You can see all of the peels and veggie ends that are sitting on the paper towel in the foreground.  I brought along a lot of extra gallon-size freezer bags and stored the cut veggies in one, only to use the same bag to bring home our leftover stew home with us.

You can see all of the peels and veggie ends that are sitting on the paper towel in the foreground. I brought along a lot of extra gallon-size freezer bags and stored the cut veggies in one, only to use the same bag to bring home our leftover stew home with us.

The stew contained 3 medium-sized new potatoes, 1 large white sweet potato, 1/2pound of  baby carrots, a large handful of fresh green beans, a turnip, an onion, and an entire head of garlic- each clove peeled but kept whole. I also brought a jar of concentrated veggie bouillon syrup, salt & pepper, and about a half-cup of flour in a baggie. (no need to measure anything- we’re camping!)
About two hours before dinnertime we built the fire and got it going.
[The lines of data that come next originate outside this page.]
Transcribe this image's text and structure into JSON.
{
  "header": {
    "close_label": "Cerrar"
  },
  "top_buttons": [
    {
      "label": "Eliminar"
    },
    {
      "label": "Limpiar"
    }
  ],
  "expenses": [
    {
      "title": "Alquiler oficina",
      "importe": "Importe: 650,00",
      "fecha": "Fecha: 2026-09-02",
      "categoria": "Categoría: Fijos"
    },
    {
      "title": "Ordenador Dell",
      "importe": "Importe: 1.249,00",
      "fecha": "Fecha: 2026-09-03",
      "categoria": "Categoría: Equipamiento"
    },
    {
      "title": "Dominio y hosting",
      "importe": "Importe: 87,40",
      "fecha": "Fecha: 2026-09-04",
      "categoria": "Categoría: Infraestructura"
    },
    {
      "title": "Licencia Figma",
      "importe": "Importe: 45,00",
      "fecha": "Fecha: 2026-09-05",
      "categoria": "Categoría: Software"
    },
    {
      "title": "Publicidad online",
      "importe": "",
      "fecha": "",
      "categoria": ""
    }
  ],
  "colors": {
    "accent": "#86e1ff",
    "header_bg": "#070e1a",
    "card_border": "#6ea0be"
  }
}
Then I went inside to do the prep work while the kids ran circles around the yurt. Literally. Because a yurt is like a big circle tent.

All the veggies are cut up!

All the veggies are cut up!

After the fire was hot, we filled our pot about halfway with water from the nearby pump and I whisked in the flour and veggie bouillon before adding the bag of veggies. Then I covered the pot with foil in order to cook the veggies without much loss of water due to evaporation and put the whole thing over the fire. Occasionally I pulled back a side of the foil to stick in a long spoon and stir the pot. Without stirring once in a while, the flour will settle to the bottom and you will have a thick burnt dough on the bottom and soupy water on top.

After a while the pot began to bubble over a little so I loosened one edge of the foil to allow the steam to start escaping.

After a while the pot began to bubble over a little so I loosened one edge of the foil to allow the steam to start escaping.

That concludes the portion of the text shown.